Sandwich structured MnO2/carbon nanosheet/MnO2 composite for high-performance supercapacitors

Abstract

In view of the uniform lamellar structure of potassium citrate-derived carbon nanosheets (PC-Cs) and a good dispersion in water, PC-Cs are prepared via high-temperature carbonization method and acted as sacrificial template for reacting with KMnO4 to generate MnO2 nanosheets arrays on both sides of carbon nanosheet. When the mass ratio of PC-Cs/KMnO4 is 1/15, sandwich structured MnO2/PC-Cs/MnO2 composite is obtained. Through the characterization in microstructure, X-ray diffraction spectrum, X-ray photoelectron spectroscopy and thermogravimetric curve, the sandwich composite has a thickness of 320 nm, containing 79.9% MnO2 and 20.1% residual carbon. When used in three-electrode supercapacitor, the optimized composite delivers a high capacitance of 397 F g−1 at 1 A g−1, with capacitance retention of 93.1% after cycling for 5000 cycles.

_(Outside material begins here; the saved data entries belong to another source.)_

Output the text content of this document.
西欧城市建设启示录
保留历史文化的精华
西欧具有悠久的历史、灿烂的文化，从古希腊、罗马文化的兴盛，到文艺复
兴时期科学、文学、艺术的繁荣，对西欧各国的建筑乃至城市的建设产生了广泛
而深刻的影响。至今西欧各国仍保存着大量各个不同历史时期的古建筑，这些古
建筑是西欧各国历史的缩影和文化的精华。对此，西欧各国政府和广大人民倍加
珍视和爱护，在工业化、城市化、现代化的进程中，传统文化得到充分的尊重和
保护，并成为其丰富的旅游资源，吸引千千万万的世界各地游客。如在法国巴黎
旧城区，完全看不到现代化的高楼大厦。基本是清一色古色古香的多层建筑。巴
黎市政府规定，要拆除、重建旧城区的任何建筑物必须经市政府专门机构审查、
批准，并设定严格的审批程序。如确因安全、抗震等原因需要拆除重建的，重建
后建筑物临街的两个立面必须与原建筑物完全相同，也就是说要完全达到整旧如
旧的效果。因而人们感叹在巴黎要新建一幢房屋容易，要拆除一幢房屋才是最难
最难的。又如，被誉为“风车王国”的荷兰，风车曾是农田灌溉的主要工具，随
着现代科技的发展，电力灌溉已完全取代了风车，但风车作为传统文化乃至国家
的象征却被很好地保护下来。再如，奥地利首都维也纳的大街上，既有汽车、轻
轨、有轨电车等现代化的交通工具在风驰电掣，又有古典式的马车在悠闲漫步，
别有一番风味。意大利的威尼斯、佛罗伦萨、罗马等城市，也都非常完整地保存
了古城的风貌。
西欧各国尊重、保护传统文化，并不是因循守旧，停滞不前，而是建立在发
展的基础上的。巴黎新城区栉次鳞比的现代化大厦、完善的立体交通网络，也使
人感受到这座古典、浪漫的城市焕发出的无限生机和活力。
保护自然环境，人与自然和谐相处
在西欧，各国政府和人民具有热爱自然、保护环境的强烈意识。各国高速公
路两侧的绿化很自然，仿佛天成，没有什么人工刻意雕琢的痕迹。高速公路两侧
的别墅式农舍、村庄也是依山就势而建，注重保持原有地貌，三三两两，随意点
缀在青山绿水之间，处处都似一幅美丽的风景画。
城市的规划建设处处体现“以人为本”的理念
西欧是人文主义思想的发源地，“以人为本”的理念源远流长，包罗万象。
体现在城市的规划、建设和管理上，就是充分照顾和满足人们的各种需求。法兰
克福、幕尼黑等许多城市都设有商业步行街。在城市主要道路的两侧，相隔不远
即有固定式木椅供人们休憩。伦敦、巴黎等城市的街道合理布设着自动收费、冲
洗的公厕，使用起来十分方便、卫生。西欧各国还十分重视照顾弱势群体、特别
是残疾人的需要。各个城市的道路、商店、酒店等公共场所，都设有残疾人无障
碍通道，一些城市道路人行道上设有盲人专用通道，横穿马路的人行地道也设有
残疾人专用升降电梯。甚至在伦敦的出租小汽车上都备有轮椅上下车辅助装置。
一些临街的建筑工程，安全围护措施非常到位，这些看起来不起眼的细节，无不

An asymmetric supercapacitor is assembled by MnO2/PC-Cs/MnO2 positive electrode and PC-Cs negative electrode, which presents a capacitance of 81.5 F g−1 at 0.5 A g−1, with no capacitance decay for 5000 cycles, and the energy density is 21.9 W h kg−1 at 143.8 W kg−1. Compared to existing C/MnO2 composites, sandwich composite displays an obvious superiority, due to the high fraction of MnO2 and nanosheets arrays structure. Moreover, residual carbon layer sandwiched between two MnO2 layers reduces the internal resistance, enhances electronic conductivity, further improving the long-term cycling stability.